(Bloomberg View) — So Bernie Sanders has a health care plan. It sounds wonderful. It covers everything, from dental to long-term care. There will be no co-pays or deductibles. You will not have to hassle with an insurer over what’s covered. There’s just one small problem, which is how Sanders is planning to pay for this.
Yes, his health care plan lays out revenue estimates in great detail. But the revenue estimates and the cost estimates are perhaps just a trifle too rosy for me to take seriously.
To see what I mean, consider the National Health Expenditure data. It says we spent about $3 trillion on health care in 2014 from all sources — government insurance, private insurance, out of pocket. Now the government already spends $1.3 trillion, or thereabouts, so we can’t fairly count that against Sanders’s health care plan. However, that leaves us with about $1.7 trillion to go. Yet Sanders claims that his plan, despite providing vastly more generous health benefits than basically any plan in existence, will cost only $1.35 trillion a year. That’s a pretty big gap. How does he get there?
“Reforming our health care system, simplifying our payment structure and incentivizing new ways to make sure patients are actually getting better health care will generate massive savings.”
When Reagan proposed his first federal budget, his budget director, David Stockman, notoriously disappeared the ballooning deficits into a multi-billion-dollar line item of savings to be named later. This became known among wonks as the Magic Asterisk, and though all budget proposals have a whiff of this about them, few have displayed the daring of Mr.

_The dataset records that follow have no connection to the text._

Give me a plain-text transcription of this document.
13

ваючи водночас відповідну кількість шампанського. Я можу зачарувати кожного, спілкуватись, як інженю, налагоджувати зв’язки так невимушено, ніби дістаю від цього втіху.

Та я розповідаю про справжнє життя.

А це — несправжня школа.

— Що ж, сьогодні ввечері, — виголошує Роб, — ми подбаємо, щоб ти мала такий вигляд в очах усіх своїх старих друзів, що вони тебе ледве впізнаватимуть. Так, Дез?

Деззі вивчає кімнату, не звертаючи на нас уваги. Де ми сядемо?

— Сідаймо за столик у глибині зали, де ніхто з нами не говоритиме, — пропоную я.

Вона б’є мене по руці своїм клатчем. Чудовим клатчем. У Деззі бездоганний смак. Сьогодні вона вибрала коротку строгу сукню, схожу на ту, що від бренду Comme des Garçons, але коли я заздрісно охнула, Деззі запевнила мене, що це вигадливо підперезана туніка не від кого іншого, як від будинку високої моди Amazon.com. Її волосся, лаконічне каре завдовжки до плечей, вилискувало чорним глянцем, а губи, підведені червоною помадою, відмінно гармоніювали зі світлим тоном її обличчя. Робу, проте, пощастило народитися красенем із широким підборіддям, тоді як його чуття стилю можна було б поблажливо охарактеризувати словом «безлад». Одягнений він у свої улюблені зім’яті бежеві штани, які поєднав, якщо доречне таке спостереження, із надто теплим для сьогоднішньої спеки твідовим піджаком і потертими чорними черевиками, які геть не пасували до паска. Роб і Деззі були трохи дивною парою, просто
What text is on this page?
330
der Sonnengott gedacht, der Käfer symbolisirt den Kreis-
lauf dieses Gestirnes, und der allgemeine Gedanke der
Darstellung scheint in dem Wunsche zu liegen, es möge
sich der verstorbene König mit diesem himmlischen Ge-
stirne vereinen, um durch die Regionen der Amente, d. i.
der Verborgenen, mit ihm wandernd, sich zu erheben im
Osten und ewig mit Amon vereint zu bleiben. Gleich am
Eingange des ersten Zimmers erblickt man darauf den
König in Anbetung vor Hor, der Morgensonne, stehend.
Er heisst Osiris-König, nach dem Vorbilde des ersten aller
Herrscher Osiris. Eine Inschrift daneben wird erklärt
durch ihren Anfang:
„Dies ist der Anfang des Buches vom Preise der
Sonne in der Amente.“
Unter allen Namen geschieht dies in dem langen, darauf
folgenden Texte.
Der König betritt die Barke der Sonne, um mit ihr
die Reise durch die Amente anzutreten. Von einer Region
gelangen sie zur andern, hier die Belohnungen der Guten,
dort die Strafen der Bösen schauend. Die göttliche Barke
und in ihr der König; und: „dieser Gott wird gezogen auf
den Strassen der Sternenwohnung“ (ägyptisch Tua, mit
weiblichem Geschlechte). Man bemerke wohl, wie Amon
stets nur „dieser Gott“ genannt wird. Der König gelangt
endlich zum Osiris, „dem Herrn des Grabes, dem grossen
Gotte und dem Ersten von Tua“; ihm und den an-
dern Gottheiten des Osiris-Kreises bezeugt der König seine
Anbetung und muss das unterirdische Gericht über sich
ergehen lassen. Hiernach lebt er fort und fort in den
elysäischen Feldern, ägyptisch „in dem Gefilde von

Stockman (at least, not until Obamacare came around).
But Sanders has surpassed his predecessors by a wide margin. He is the Jesus to Stockman’s John the Baptist, the Luke Skywalker to his Obi Wan Kenobi. He has proposed a Magic Asterisk worth a third of a trillion dollars a year. The thing is breathtaking, though not as breathtaking as the tax bills you’ll get if Sanders manages to push his plan through.
At this, we are being charitable. If you make health care absolutely free to patients, and refuse to allow your government insurer to deny treatments, then people are going to use more health care. “People use more health care when it costs them less” is one of the better-documented results in the health care-policy literature. So we shouldn’t be starting with a baseline of $3 trillion; we should be starting well above that. Call it $3.15 trillion, and we’ll put the total gap he needs to cover at around a half a trillion dollars a year.
By any reasonable measure, Sanders’s plan would put a bigger hole in the budget than Marco Rubio’s tax plan. Bit awkward for Democrats who are fond of claiming the mantle of fiscal responsibility for their side. And that is not, of course, counting the cost of any of his other proposals, just his single-payer system.
But don’t single-payer systems cost less? No, they don’t. At least, not unless you have a plan to make health care workers accept less pay, close the hospitals that are hovering on the verge of red ink, and otherwise massively drive down the prices that we pay for health care.
Before you say it: No, it can’t all come out of prescription drugs, which constitute only about a 10th of our health care spending, much of that on already-cheap generics. We also can’t make it up from preventive medicine (which costs money, rather than saves it, whatever its other benefits), or uncompensated hospital care, or any of the other “magic pots of money” that were hypothesized to exist when the Patient Protection and Affordable Care Act (PPACA) — Obamacare — was being debated. If we want to raise money to pay for single payer, we are going to have to take the boring, old-fashioned step of making someone empty their pockets and pay.
What makes our health care system expensive is not insurers, who have quite modest profit margins, nor high administrative overhead. What makes it expensive is the cost of labor in the health care system, the cost of the medical devices and fancy new drugs we’d all very much like to continue having invented, and the industry’s very pricey physical plant.